Le récit met en scène des personnages décrits de manière minutieuse et ayant tous un caractère bien à eux. Devant les troupes françaises, on comprend que les soldats russes ont peur, fuient et les commandants menent la bataille de manière désordonnée. Tolstoï évoque très bien les horreurs de la guerre et les accès de folie qui sont parfois nécessaires pour s'échapper de ces horreurs.

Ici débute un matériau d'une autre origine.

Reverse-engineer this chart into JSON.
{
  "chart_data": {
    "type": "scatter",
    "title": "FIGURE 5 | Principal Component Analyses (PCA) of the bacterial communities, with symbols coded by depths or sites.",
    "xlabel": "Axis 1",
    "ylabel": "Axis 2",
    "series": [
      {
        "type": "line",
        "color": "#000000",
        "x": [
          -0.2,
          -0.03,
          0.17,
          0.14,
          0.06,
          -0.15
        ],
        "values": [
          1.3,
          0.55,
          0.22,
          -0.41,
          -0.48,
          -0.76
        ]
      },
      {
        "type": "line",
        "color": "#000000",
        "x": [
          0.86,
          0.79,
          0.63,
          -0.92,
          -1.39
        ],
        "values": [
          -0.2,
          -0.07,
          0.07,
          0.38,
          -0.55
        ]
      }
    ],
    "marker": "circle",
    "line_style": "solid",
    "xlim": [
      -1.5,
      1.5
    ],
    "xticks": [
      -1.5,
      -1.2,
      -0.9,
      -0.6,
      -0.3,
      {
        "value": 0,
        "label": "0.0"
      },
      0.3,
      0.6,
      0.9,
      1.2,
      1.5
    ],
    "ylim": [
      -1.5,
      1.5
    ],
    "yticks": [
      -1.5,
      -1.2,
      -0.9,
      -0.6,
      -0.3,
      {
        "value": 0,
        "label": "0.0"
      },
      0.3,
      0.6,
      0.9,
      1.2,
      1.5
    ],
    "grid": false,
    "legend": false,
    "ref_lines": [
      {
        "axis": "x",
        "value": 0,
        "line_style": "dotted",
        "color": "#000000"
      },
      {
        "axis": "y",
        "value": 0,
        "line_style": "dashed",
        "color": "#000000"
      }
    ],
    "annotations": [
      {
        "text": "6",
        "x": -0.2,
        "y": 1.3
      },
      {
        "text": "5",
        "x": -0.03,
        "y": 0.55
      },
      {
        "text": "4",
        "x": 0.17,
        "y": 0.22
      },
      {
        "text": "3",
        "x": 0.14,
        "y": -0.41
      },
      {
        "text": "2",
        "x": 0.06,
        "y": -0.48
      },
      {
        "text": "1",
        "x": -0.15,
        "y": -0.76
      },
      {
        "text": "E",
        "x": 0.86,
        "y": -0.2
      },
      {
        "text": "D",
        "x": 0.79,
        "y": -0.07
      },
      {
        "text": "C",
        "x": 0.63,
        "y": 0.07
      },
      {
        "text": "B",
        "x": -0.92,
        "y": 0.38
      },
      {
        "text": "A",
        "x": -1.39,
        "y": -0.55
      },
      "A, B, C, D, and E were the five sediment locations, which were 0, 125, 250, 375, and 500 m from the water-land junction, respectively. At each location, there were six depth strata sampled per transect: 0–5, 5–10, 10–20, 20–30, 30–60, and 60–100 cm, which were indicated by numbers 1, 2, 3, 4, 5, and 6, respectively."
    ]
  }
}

Une chose qui choque lorsqu'on lit cet ouvrage en 2020, c'est à quel point il est facile de se rapprocher d'un personnage masculin et difficile d'aimer un quelconque personnage féminin. les femmes sont représentées comme frivoles, au coeur léger, peu intelligentes et ennuyantes. La seule exception est peut-être Maria Dimitrievna qui est décrite comme grosse, indépendante et intelligente, mais que l'on ne croise malheureusement que deux fois dans la première partie de l'ouvrage. Le but de Tostoï n'est bien sûr pas de représenter une société féministe à une époque où le terme n'existait même pas. Mais le roman permet a fortiori de voir à quel point le domaine auquel sont cantonées les femmes, les activités et les rituels auxquels elles se consacrent, ont une influence sur leur comportement qui n'a plus rien à voir avec le comportement des femmes de nos jours.
Si les hommes de nos jours continuent à boire, à parler de sujets de société et de guerre, à faire la chasse, à s'engager à l'armée tout comme les hommes des années 1800, les femmes elles, ne tombent plus amoureuses en une soirée, n'attendent plus que leur mari revienne de manière désespérée afin de se marier, et ne se tournent plus vers la religion si jamais elles sont laides.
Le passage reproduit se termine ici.